L’industria della pasta ha triplicato i ricavi, ma i prezzi riconosciuti ai produttori di grano duro restano fermi a livelli di vent’anni fa, nonostante i costi di produzione attuali, arrivati fino a 1300 euro per ettaro. È l’allarme lanciato dalla Cia Agricoltori, che denuncia uno squilibrio nella filiera: il grano viene pagato tra 28 e 34 centesimi al kg, mentre la pasta si vende da 2,5 a 4 euro al kg. A rischio è la cerealicoltura italiana, con cali produttivi in regioni chiave come Puglia, Sicilia e Basilicata e una crescente dipendenza dalle importazioni, soprattutto da Canada, Russia e Turchia. La Cia chiede interventi immediati per valorizzare il grano duro italiano, garantire trasparenza nella filiera e tutelare i produttori.
Segue comunicato.


L’industria della pasta ha triplicato i propri ricavi, il costo della pasta nei supermercati è aumentato, ma i prezzi riconosciuti ai produttori di grano sono quelli di 20 anni fa con i costi di produzione attuali, arrivati anche a 1200-1300 euro per ettaro, vale a dire 34 centesimi al kg per il grano duro, 29,5 centesimi/kg per il fino e 28,5 centesimi/kg per il mercantile, contro il prezzo della pasta che può variare da 2,5 a 4 euro al kg. E’ l’allarme lanciato da Leonardo Moscaritolo, produttore cerealicolo di Melfi e presidente sezione di prodotto cereali dell’area di interesse economico produzioni vegetali della Cia-Agricoltori.

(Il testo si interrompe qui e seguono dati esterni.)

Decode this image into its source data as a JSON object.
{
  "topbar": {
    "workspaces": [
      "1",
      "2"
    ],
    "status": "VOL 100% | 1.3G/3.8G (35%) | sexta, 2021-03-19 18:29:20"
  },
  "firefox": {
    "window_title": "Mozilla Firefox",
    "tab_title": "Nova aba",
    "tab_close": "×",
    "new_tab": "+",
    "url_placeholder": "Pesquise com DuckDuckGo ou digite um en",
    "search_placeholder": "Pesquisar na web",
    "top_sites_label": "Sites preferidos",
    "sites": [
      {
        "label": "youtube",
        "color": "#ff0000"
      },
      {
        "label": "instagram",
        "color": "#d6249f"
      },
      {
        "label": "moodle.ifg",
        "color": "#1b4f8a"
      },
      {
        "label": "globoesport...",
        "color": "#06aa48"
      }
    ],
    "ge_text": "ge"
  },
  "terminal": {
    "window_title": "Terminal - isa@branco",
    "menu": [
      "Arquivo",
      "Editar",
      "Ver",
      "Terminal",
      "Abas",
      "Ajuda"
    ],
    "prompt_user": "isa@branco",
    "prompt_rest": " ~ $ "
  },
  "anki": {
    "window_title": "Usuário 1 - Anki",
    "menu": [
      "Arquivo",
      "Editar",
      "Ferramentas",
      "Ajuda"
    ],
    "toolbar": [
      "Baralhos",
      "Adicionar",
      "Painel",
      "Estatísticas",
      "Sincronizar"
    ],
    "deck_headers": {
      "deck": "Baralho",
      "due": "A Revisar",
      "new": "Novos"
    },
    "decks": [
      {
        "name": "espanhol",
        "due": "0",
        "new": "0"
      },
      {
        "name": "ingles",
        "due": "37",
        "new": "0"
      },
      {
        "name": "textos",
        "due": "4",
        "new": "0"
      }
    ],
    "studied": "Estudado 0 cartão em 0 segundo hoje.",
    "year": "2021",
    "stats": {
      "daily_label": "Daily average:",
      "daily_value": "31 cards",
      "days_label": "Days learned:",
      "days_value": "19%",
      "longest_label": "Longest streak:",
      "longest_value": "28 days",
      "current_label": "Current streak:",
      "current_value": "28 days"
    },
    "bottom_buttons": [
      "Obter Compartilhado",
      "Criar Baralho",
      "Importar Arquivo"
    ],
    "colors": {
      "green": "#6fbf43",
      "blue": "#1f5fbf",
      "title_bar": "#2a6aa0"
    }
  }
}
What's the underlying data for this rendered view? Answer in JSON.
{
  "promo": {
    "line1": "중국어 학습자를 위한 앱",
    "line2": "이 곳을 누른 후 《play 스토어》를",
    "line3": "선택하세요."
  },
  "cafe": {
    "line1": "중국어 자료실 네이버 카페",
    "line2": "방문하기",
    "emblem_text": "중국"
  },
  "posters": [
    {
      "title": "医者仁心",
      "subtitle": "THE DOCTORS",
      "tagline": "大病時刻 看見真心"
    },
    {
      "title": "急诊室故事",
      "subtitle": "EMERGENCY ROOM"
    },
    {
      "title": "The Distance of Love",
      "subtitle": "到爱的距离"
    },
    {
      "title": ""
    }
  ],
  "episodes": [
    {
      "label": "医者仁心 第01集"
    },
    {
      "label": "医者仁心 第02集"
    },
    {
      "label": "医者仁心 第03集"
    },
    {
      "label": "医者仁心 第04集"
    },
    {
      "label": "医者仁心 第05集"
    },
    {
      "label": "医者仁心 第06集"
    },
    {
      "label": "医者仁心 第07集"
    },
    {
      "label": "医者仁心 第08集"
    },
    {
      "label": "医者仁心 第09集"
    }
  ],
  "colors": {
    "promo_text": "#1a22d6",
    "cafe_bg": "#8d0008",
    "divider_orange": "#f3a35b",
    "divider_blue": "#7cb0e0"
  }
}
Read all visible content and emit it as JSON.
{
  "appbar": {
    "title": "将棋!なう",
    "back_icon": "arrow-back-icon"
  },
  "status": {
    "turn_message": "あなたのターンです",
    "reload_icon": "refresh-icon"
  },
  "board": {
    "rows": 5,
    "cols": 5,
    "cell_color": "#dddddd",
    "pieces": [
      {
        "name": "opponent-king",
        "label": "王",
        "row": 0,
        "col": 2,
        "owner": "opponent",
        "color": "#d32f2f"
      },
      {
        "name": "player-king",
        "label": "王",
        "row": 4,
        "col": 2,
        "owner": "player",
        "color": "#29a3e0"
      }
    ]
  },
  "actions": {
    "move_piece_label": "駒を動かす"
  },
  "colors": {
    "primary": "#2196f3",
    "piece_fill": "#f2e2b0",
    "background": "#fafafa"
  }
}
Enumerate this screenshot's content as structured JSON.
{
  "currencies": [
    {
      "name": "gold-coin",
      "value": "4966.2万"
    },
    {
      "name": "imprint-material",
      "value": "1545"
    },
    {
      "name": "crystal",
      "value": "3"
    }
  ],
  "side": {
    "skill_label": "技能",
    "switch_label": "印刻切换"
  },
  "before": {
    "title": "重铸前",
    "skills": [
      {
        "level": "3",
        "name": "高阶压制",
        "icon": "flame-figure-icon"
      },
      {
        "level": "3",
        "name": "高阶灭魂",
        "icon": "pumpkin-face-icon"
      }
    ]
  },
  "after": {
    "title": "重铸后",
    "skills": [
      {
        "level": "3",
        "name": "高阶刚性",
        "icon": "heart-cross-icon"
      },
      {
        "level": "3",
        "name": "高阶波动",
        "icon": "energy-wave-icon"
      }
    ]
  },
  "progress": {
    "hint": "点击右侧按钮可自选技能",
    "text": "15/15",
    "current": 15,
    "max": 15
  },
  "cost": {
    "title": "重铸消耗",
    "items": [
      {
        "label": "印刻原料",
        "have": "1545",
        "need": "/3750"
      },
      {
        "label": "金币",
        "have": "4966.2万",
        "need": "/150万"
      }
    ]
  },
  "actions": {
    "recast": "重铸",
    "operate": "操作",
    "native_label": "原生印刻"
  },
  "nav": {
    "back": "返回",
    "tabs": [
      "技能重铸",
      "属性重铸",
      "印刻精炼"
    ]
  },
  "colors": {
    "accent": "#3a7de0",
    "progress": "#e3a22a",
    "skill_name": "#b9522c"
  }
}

“Che il 2024 sia stato un anno record per la produzione di pasta italiana è un dato positivo -spiega il vice presidente nazionale Cia Gennaro Sicolo- ma per i produttori di grano duro italiano, vale a dire per il primo e più importante anello della filiera, negli ultimi anni le cose sono andate di male in peggio: molti hanno rinunciato a seminare, i raccolti sono stati eccellenti dal punto di vista qualitativo ma sono calati quantitativamente soprattutto in Puglia, Sicilia e Basilicata, cioè nelle regioni leader per la produzione del cereale di punta della cerealicoltura italiana. Al ministro Lollobrigida e al sottosegretario La Pietra riconosciamo il merito di avere almeno avviato Granaio Italia, ma con loro dobbiamo essere molto franchi: occorre che tutte le misure del provvedimento siano attuate e dispieghino completamente i loro effetti per valorizzare e tutelare il lavoro insostituibile dei nostri cerealicoltori e il grano italiano.

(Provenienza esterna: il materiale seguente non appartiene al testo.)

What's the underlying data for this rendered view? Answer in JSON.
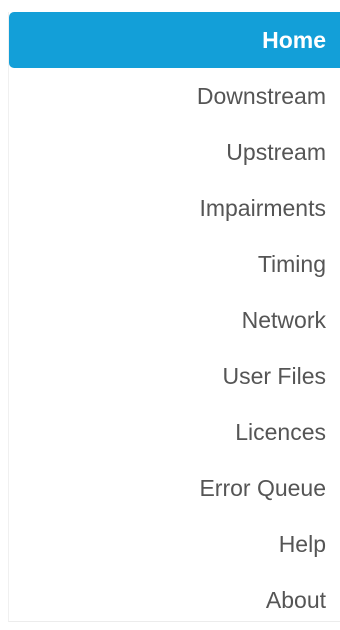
{
  "nav": {
    "items": [
      {
        "label": "Home",
        "active": true
      },
      {
        "label": "Downstream"
      },
      {
        "label": "Upstream"
      },
      {
        "label": "Impairments"
      },
      {
        "label": "Timing"
      },
      {
        "label": "Network"
      },
      {
        "label": "User Files"
      },
      {
        "label": "Licences"
      },
      {
        "label": "Error Queue"
      },
      {
        "label": "Help"
      },
      {
        "label": "About"
      }
    ]
  },
  "colors": {
    "active_background": "#139fd8",
    "active_text": "#ffffff",
    "text": "#555555"
  }
}
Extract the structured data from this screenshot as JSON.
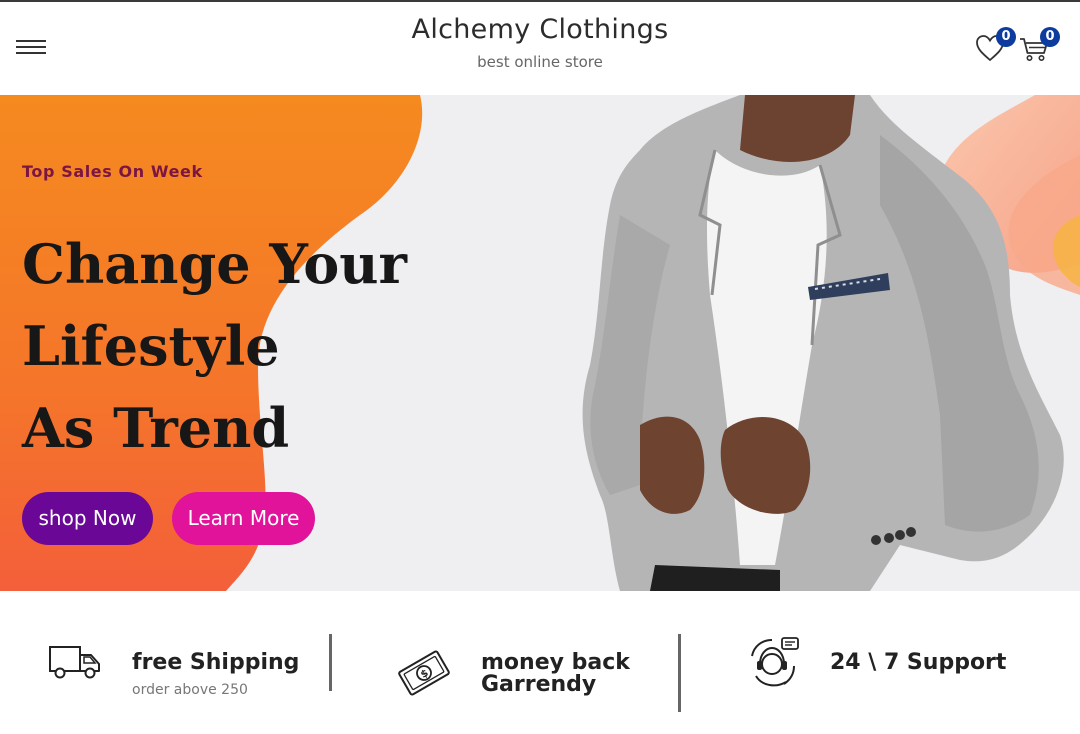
{
  "header": {
    "title": "Alchemy Clothings",
    "subtitle": "best online store",
    "menu_icon": "hamburger-menu-icon",
    "wishlist": {
      "icon": "heart-icon",
      "count": "0"
    },
    "cart": {
      "icon": "shopping-cart-icon",
      "count": "0"
    }
  },
  "hero": {
    "tagline": "Top Sales On Week",
    "headline": [
      "Change Your",
      "Lifestyle",
      "As Trend"
    ],
    "buttons": {
      "shop_label": "shop Now",
      "learn_label": "Learn More"
    },
    "image": "man-in-grey-blazer-photo"
  },
  "features": [
    {
      "icon": "delivery-truck-icon",
      "title": "free Shipping",
      "subtitle": "order above 250"
    },
    {
      "icon": "money-bill-icon",
      "title_lines": [
        "money back",
        "Garrendy"
      ]
    },
    {
      "icon": "customer-support-icon",
      "title": "24 \\ 7 Support"
    }
  ],
  "colors": {
    "brand_badge": "#0d3c9e",
    "tagline": "#7a1544",
    "shop_button": "#6a0796",
    "learn_button": "#e0139a",
    "hero_blob_top": "#f58a1f",
    "hero_blob_bottom": "#f35f3a"
  }
}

LA RICETTA CIA - Cambiamenti climatici, importazioni selvagge e in continua crescita (soprattutto da Canada, Russia e Turchia), prezzi al produttore inadeguati, squilibri di mercato e concorrenza sleale dei Paesi extraeuropei: sono questi i 5 principali fattori che, secondo Cia hanno portato a una crisi profonda la cerealicoltura italiana. “Sulla cerealicoltura e la filiera grano-pasta -denuncia Sicolo- rischiamo di essere sempre più dipendenti dall’estero: coltivare grano in Italia è sempre più rischioso e meno remunerativo. Di questo passo, la vera pasta italiana prodotta con grano duro italiano diventerà sempre più una rarità. Ecco perché bisogna agire subito promuovendo meccanismi che valorizzino il grano duro italiano, lo mettano al centro della produzione della pasta 100% made in Italy, con azioni che rendano trasparente e cristallina la totale tracciabilità e riconoscibilità del percorso dal campo di grano italiano alla produzione di pasta realmente made in Italy. I consumatori devono essere messi nelle condizioni di capire, leggendo l’etichetta, se la pasta che stanno acquistando è realizzata davvero utilizzando come materia prima il grano duro italiano. Occorre che l’Italia e l’Europa tutelino le nostre produzioni. A differenza del Canada, noi non utilizziamo glifosato. Occorre che i controlli sulle importazioni siano sistematici. Ed è necessario -aggiunge- un vero patto di filiera tra la parte industriale e i cerealicoltori: se le cose continuano ad andare come negli ultimi anni, l’industria non avrà più grano italiano per produrre la pasta made in Italy”.